State cleans up one backlog and generates a new one

In 2015, the state crime lab acknowledged a backlog of 5,600 untested rape kits. That admission barely hinted at the towering magnitude of the actual problem.
Because it was typically taking five years or more to get a kit tested, many law enforcement agencies had been submitting kits only in high-profile cases featuring a promising suspect. They had been rat-holing the rest, which dated back as far as 1983, a span of 32 years.

The Legislature responded by passing Melissa’s Law, which allocated $1.5 million to expedited in-state testing and out-of-state help. It was named for 14-year-old Melissa Bittler, who was abducted, raped and strangled by a serial rapist while en route to her Portland school. Her case went unsolved for years as police awaited test results.

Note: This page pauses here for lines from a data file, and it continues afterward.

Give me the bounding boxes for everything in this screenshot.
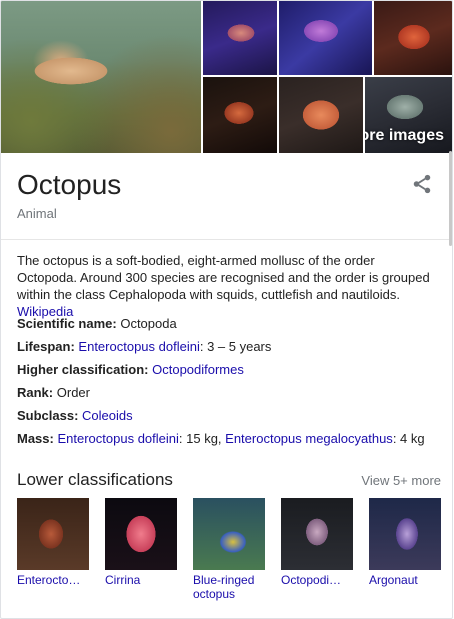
share-icon[interactable] xyxy=(411,173,433,195)
fact-label: Lifespan: xyxy=(17,339,75,354)
knowledge-panel: More images Octopus Animal The octopus i… xyxy=(0,0,453,619)
octopus-image-2[interactable] xyxy=(203,1,277,75)
more-images-link[interactable]: More images xyxy=(365,127,444,145)
fact-rank: Rank: Order xyxy=(17,384,437,407)
classification-thumbnail xyxy=(193,498,265,570)
fact-link[interactable]: Octopodiformes xyxy=(152,362,244,377)
facts-list: Scientific name: Octopoda Lifespan: Ente… xyxy=(17,315,437,453)
lower-classifications-title: Lower classifications xyxy=(17,470,173,489)
fact-value: : 3 – 5 years xyxy=(199,339,272,354)
octopus-image-5[interactable] xyxy=(203,77,277,153)
octopus-image-3[interactable] xyxy=(279,1,372,75)
fact-link[interactable]: Enteroctopus dofleini xyxy=(57,431,178,446)
title-section: Octopus Animal xyxy=(1,153,452,240)
scrollbar[interactable] xyxy=(449,151,452,246)
classification-label: Enterocto… xyxy=(17,573,81,587)
fact-link[interactable]: Coleoids xyxy=(82,408,133,423)
octopus-image-4[interactable] xyxy=(374,1,452,75)
lower-classification-item[interactable]: Octopodi… xyxy=(281,498,355,587)
fact-label: Mass: xyxy=(17,431,54,446)
octopus-image-6[interactable] xyxy=(279,77,363,153)
classification-thumbnail xyxy=(281,498,353,570)
classification-label: Argonaut xyxy=(369,573,418,587)
lower-classifications-header: Lower classifications View 5+ more xyxy=(17,470,441,494)
lower-classification-item[interactable]: Argonaut xyxy=(369,498,443,587)
lower-classification-item[interactable]: Blue-ringed octopus xyxy=(193,498,267,601)
view-more-link[interactable]: View 5+ more xyxy=(361,473,441,488)
lower-classification-item[interactable]: Cirrina xyxy=(105,498,179,587)
fact-value: Octopoda xyxy=(120,316,177,331)
entity-subtitle: Animal xyxy=(17,206,57,221)
octopus-image-main[interactable] xyxy=(1,1,201,153)
image-grid: More images xyxy=(1,1,452,153)
fact-mass: Mass: Enteroctopus dofleini: 15 kg, Ente… xyxy=(17,430,437,453)
fact-label: Subclass: xyxy=(17,408,79,423)
classification-thumbnail xyxy=(105,498,177,570)
fact-value: Order xyxy=(56,385,90,400)
fact-subclass: Subclass: Coleoids xyxy=(17,407,437,430)
fact-scientific-name: Scientific name: Octopoda xyxy=(17,315,437,338)
fact-higher-classification: Higher classification: Octopodiformes xyxy=(17,361,437,384)
classification-label: Blue-ringed octopus xyxy=(193,573,255,601)
lower-classification-item[interactable]: Enterocto… xyxy=(17,498,91,587)
fact-link[interactable]: Enteroctopus megalocyathus xyxy=(225,431,393,446)
classification-thumbnail xyxy=(17,498,89,570)
fact-label: Scientific name: xyxy=(17,316,117,331)
classification-label: Octopodi… xyxy=(281,573,342,587)
classification-thumbnail xyxy=(369,498,441,570)
fact-label: Higher classification: xyxy=(17,362,149,377)
fact-lifespan: Lifespan: Enteroctopus dofleini: 3 – 5 y… xyxy=(17,338,437,361)
fact-value: : 15 kg, xyxy=(178,431,226,446)
classification-label: Cirrina xyxy=(105,573,141,587)
fact-value: : 4 kg xyxy=(392,431,425,446)
fact-label: Rank: xyxy=(17,385,54,400)
lower-classifications-list: Enterocto… Cirrina Blue-ringed octopus O… xyxy=(17,498,447,608)
description: The octopus is a soft-bodied, eight-arme… xyxy=(17,252,437,320)
octopus-image-7[interactable]: More images xyxy=(365,77,452,153)
fact-link[interactable]: Enteroctopus dofleini xyxy=(78,339,199,354)
description-text: The octopus is a soft-bodied, eight-arme… xyxy=(17,253,430,302)
entity-title: Octopus xyxy=(17,169,122,200)
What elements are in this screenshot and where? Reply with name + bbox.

The Legislature was so busy patting itself on the back for taking action, though, it failed to notice the backlog grew exponentially before finally beginning to subside. Or that $1.5 million wasn’t nearly enough, so the lab ceased processing DNA from property crimes to concentrate on DNA from sex crimes. Or that the lab now faces a substantial backlog of property crime kits with no clear prospect of catching up.

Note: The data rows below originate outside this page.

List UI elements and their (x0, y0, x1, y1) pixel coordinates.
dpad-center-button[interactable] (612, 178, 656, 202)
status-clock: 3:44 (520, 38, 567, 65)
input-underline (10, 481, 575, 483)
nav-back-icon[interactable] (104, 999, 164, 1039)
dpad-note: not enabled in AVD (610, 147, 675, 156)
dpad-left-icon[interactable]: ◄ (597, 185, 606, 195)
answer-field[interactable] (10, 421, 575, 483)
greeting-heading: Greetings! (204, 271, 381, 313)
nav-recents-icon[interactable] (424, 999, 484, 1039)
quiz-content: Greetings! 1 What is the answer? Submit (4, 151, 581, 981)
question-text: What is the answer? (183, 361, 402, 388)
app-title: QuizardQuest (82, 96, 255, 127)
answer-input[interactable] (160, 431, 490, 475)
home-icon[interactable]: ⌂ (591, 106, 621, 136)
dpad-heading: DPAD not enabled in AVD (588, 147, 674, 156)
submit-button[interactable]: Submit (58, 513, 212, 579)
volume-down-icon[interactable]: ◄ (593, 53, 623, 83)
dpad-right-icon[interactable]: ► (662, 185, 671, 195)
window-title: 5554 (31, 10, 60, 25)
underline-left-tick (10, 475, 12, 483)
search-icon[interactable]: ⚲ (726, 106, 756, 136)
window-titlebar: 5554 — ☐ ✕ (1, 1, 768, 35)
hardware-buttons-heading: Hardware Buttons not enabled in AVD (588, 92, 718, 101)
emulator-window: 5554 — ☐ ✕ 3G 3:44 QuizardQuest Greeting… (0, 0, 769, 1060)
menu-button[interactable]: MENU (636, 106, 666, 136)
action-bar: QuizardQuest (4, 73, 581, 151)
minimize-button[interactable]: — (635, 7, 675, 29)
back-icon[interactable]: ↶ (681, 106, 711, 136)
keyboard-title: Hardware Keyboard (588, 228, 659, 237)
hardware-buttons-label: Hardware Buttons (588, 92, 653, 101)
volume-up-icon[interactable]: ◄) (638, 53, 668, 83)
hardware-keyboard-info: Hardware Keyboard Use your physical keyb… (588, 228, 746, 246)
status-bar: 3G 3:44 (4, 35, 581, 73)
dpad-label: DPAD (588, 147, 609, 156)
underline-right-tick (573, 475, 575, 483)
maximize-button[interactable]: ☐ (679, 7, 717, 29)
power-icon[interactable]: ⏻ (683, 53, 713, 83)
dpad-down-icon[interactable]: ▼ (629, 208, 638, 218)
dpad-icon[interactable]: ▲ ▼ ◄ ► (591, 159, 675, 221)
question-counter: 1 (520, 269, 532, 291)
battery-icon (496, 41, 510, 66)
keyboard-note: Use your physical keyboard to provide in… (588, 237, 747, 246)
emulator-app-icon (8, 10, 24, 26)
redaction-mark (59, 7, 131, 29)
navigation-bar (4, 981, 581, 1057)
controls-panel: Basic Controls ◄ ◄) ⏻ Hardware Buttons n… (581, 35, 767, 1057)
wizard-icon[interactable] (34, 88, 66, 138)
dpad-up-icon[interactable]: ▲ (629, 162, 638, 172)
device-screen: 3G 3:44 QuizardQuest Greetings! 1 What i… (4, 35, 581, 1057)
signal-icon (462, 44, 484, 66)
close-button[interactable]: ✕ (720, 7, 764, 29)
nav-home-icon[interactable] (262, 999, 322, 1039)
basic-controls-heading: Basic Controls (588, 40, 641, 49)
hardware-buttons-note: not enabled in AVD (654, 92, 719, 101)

The shelving of rape kits over a span of several decades was disgraceful. Officials who knew about it, and there must have been hundreds if not thousands, should forever feel the sting of shame. They dealt a legion of victimized women a grave injustice.

And the back testing, finally completed late last month, has produced spectacular results. Oregonians have been greeted with a steady stream of headlines like these:

“Text of old kit leads to sentencing of felon for 2012 rape.” “22-year-old rape in Waterfront Park solved through sex assault kit.” “Testing of old sex assault kit leads to 8-year sentence in 2010 rape.”

But solving Oregons’s rape testing disgrace at the expense of theft and burglary testing remains utterly unacceptable. Oregonians deserve both, not one or the other.

Crime lab supervisor Tim Fox told KATU News, “We’re at the breaking point.” The OSP captain said the lab simply lacks the staffing and equipment to handle both categories.

Fox likened the prioritizing to playing Whack-A-Mole, an arcade game in which a seemingly endless stream of moles pop up to replace every one the frantic player manages to dispatch.

We elect legislators to solve problems, not simply replace one with another, Whack-a-mole style. This one demands a solution by January.